In the previous episodes we’ve shown you how we came to our decision to live in a yurt, the construction process and the industrial sewing machine I used, This episode is about mounting the yurt, not the most difficult technically but certainly hard on our patience. We have this saying in Dutch: the last piece of lead is the heaviest. It means the last part of anything you’re doing is the heaviest part. This was certainly the case for us!
Before we could assemble the yurt, we needed to build a platform. It protects the yurt from moisture, cold and mud and it took us three days to build. It had to be the same size as the yurt, and round. It’s not a very complicated structure but it does need to be level. We’re lucky to live in a region with a lot of forests, so we were able to get the wood cheap. My dad and brother came over to help us out for which we were very thankful, they work hard and don’t complain!

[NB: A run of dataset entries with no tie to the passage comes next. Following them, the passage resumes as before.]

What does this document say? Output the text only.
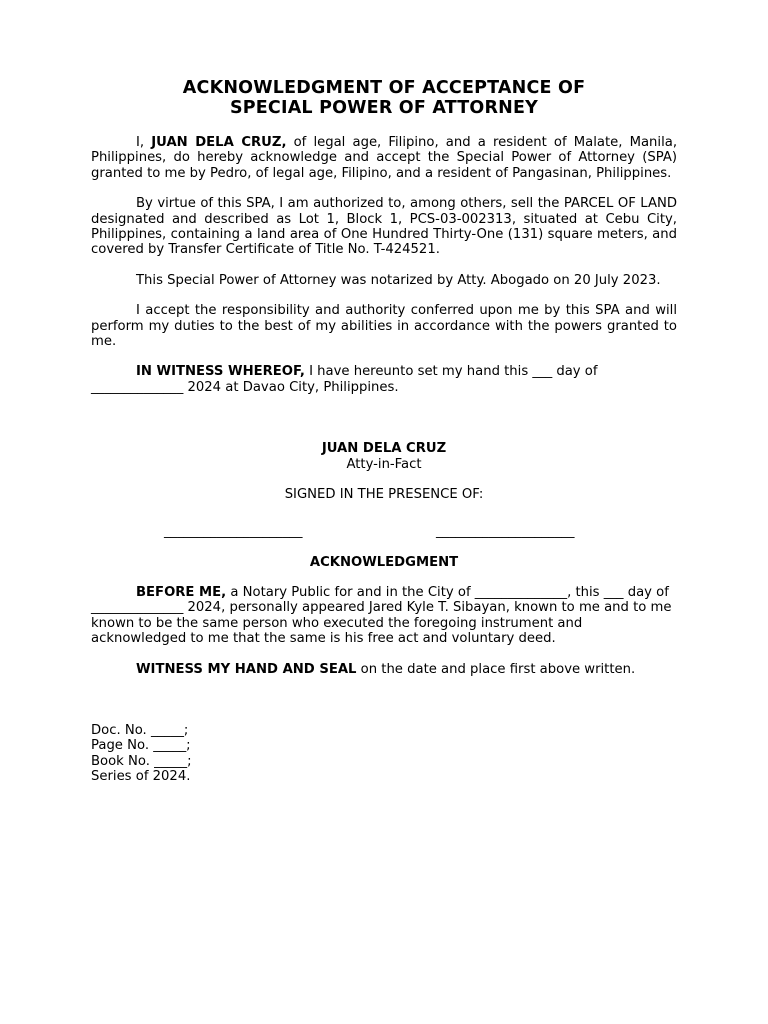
ACKNOWLEDGMENT OF ACCEPTANCE OF
SPECIAL POWER OF ATTORNEY

I, JUAN DELA CRUZ, of legal age, Filipino, and a resident of Malate, Manila, Philippines, do hereby acknowledge and accept the Special Power of Attorney (SPA) granted to me by Pedro, of legal age, Filipino, and a resident of Pangasinan, Philippines.

By virtue of this SPA, I am authorized to, among others, sell the PARCEL OF LAND designated and described as Lot 1, Block 1, PCS-03-002313, situated at Cebu City, Philippines, containing a land area of One Hundred Thirty-One (131) square meters, and covered by Transfer Certificate of Title No. T-424521.

This Special Power of Attorney was notarized by Atty. Abogado on 20 July 2023.

I accept the responsibility and authority conferred upon me by this SPA and will perform my duties to the best of my abilities in accordance with the powers granted to me.

IN WITNESS WHEREOF, I have hereunto set my hand this ___ day of ______________ 2024 at Davao City, Philippines.

JUAN DELA CRUZ
Atty-in-Fact
SIGNED IN THE PRESENCE OF:
_____________________	_____________________
ACKNOWLEDGMENT

BEFORE ME, a Notary Public for and in the City of ______________, this ___ day of ______________ 2024, personally appeared Jared Kyle T. Sibayan, known to me and to me known to be the same person who executed the foregoing instrument and acknowledged to me that the same is his free act and voluntary deed.

WITNESS MY HAND AND SEAL on the date and place first above written.

Doc. No. _____;
Page No. _____;
Book No. _____;
Series of 2024.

Mounting the yurt, as it’s called, was not a very smooth process. If you’re experienced you can mount your yurt in a day. We’re not, and we were dependant on good weather. A little piece of advice: build your yurt in the summer, not in December :). It took us about 2 weeks to build the platform and put up the yurt, of which the majority was waiting for the rain to stop. It felt really long, we were so anxious to have it finished and move in. In reality it wasn’t, there were some setbacks but nothing went horribly wrong. I think it was mostly my low energy level, I couldn’t adapt that well anymore.The past year of travelling and then the yurt building had slowly drained our energy, we didn’t have that much patience anymore.
Bit by bit we managed to get up the frame, get the interior canvas on, then finally the insulation and outer canvas. The next and final step was to install our stove, the heart of the yurt. The heat of the stove keeps the yurt dry and prevents moisture from creeping into the wool. If you’ve been in a yurt and it smelled like wet sheep, it hasn’t been heated properly. Above all, the stove transforms the yurt from a tent into a comfortable place to live. We bought a Jotul, a Norwegian brand that makes really good stoves. We tried to find a good one in France, but the Scandinavians are just better at building stoves!
We were absolutely amazed to see our yurt finally standing. We kept walking around in it, or just sitting on the bed looking at the insides. We had only a bed for the first few days but still tried to spend as much time there as possible. For some reason it was, and still is, hard for me to connect the time we spent building it to this finished house. I know every piece of wood and cloth has gone through our hands but somehow there is a disconnect. The end result is just so polished, a complete structure, a house. I almost can’t believe that we made this. I know this feeling in sewing too. It was a piece of fabric, and now it’s a coat! This transformation is mind boggling sometimes.